In order to exchange messages, publishers and listeners need to be able to contact each other. If the network is down and they are unable to be reached, the network connection must be tried repeatedly till it is up and running. By using the agent middleware, this process is automated. If the network goes down while messages are being transmitted, messages should not be lost. To assure this, the publisher agent logs the message before sending it so that the message can be recovered in case the network fails while it is being sent. Similarly, the listener agent uses persistent leases and the tokens to make sure all messages are retrieved.
If a message sink is unable to process a message and throws an exception to message source, the publisher agent traps the exception and logs it. The publisher agent also sends the events in the same order that it has been received from the application, though it may send duplicate messages at times when the message may have been sent but if the acknowledgment is lost. The tokens in the message batch are used to remove these duplicates.
These features ensure that no messages are lost and that a ``best effort'' will be put to assure delivery while the network is up.
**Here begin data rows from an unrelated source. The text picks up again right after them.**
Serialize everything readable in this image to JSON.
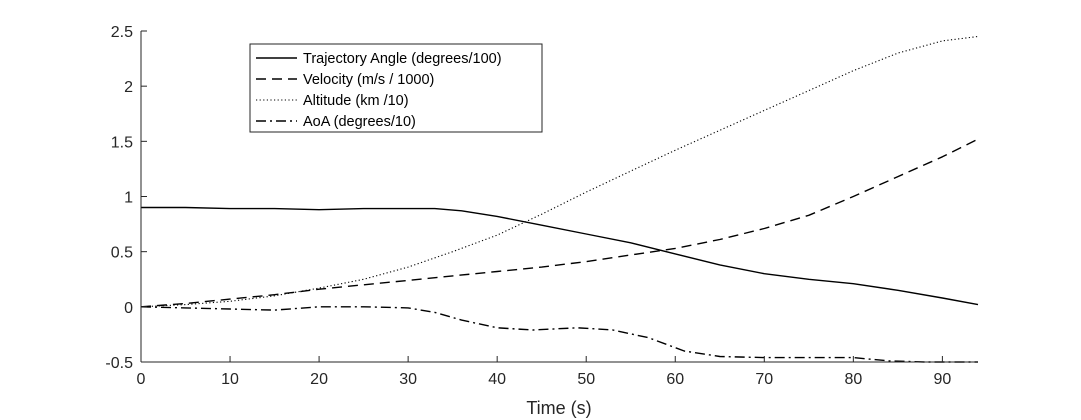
{
  "chart_data": {
    "type": "line",
    "title": "",
    "xlabel": "Time (s)",
    "ylabel": "",
    "xlim": [
      0,
      94
    ],
    "ylim": [
      -0.5,
      2.5
    ],
    "x_ticks": [
      0,
      10,
      20,
      30,
      40,
      50,
      60,
      70,
      80,
      90
    ],
    "y_ticks": [
      -0.5,
      0,
      0.5,
      1,
      1.5,
      2,
      2.5
    ],
    "x_tick_labels": [
      "0",
      "10",
      "20",
      "30",
      "40",
      "50",
      "60",
      "70",
      "80",
      "90"
    ],
    "y_tick_labels": [
      "-0.5",
      "0",
      "0.5",
      "1",
      "1.5",
      "2",
      "2.5"
    ],
    "grid": false,
    "legend_position": "top-left",
    "series": [
      {
        "name": "Trajectory Angle (degrees/100)",
        "style": "solid",
        "x": [
          0,
          5,
          10,
          15,
          20,
          25,
          30,
          33,
          36,
          40,
          45,
          50,
          55,
          60,
          65,
          70,
          75,
          80,
          85,
          90,
          94
        ],
        "y": [
          0.9,
          0.9,
          0.89,
          0.89,
          0.88,
          0.89,
          0.89,
          0.89,
          0.87,
          0.82,
          0.74,
          0.66,
          0.58,
          0.48,
          0.38,
          0.3,
          0.25,
          0.21,
          0.15,
          0.08,
          0.02
        ]
      },
      {
        "name": "Velocity (m/s / 1000)",
        "style": "dashed",
        "x": [
          0,
          5,
          10,
          15,
          20,
          25,
          30,
          35,
          40,
          45,
          50,
          55,
          60,
          65,
          70,
          75,
          80,
          85,
          90,
          94
        ],
        "y": [
          0.0,
          0.03,
          0.07,
          0.11,
          0.16,
          0.2,
          0.24,
          0.28,
          0.32,
          0.36,
          0.41,
          0.47,
          0.53,
          0.61,
          0.71,
          0.83,
          1.0,
          1.18,
          1.36,
          1.52
        ]
      },
      {
        "name": "Altitude (km /10)",
        "style": "dotted",
        "x": [
          0,
          5,
          10,
          15,
          20,
          25,
          30,
          35,
          40,
          45,
          50,
          55,
          60,
          65,
          70,
          75,
          80,
          85,
          90,
          94
        ],
        "y": [
          0.0,
          0.02,
          0.05,
          0.1,
          0.17,
          0.25,
          0.36,
          0.5,
          0.65,
          0.84,
          1.04,
          1.23,
          1.42,
          1.6,
          1.78,
          1.96,
          2.14,
          2.3,
          2.41,
          2.45
        ]
      },
      {
        "name": "AoA (degrees/10)",
        "style": "dashdot",
        "x": [
          0,
          5,
          10,
          15,
          20,
          25,
          30,
          33,
          36,
          40,
          44,
          49,
          53,
          57,
          61,
          65,
          70,
          75,
          80,
          84,
          88,
          94
        ],
        "y": [
          0.0,
          -0.01,
          -0.02,
          -0.03,
          0.0,
          0.0,
          -0.01,
          -0.05,
          -0.12,
          -0.19,
          -0.21,
          -0.19,
          -0.21,
          -0.28,
          -0.4,
          -0.45,
          -0.46,
          -0.46,
          -0.46,
          -0.49,
          -0.5,
          -0.5
        ]
      }
    ]
  }
}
One of the features critical for a successful event system intended for the scientific applications is the ability to store application generated events permanently and allow users to execute queries on them. Such historical queries can be used to discover application behavior under different circumstances. The query object mentioned above can enable the user to perform such data mining by allowing retrieval of both historical and live events using a consistent message request interface. In addition, by using an RDBMS to store the events in the back end, we have provided the user with the option to use sophisticated data mining tools. We have provided initial support for SQL like queries as the persistent message storage is currently based on an RDBMS. Other querying mechanisms, in particular simple template queries similar to JINI, will be added in future.
Another factor that helps in performing historical queries that tend to be large is the ability to retrieve chunks of the message set and not the entire list of matching messages. This incremental retrieval allows the application to cancel the query midway without having to process all messages orginally asked for.
Another point in favor is the possibility of pulling messages, to simulate a push model, using the listener agents. This allows listeners behind firewalls to contact message sources and retrieve messages from them. Similarly, publishers behind firewalls can send messages to message sinks that are visible. Using this feature, we can create an entire messaging system by having just one host running the message channel (comprising of a message source and sink) to be visible and all other listeners and publishers can be protected by firewalls.
When building messaging environment that spans across multiple clusters, it helps to have many message channels that can service an optimal set of hosts and yet have the ability to interchange messages with listeners and publishers present beyond the local channel. This can be achieved by interconnecting message channels to form a messaging network or a cloud. In such a system, each channel would act as a listener to the other channels and subscribe to remote messages. We would need to have a proper message passing algorithm to ensure we do not have runaway messages that propagate indefinitely and avoid storing duplicate messages in the persistent store. Having a globally unique token for each message batch helps in addressing these concerns.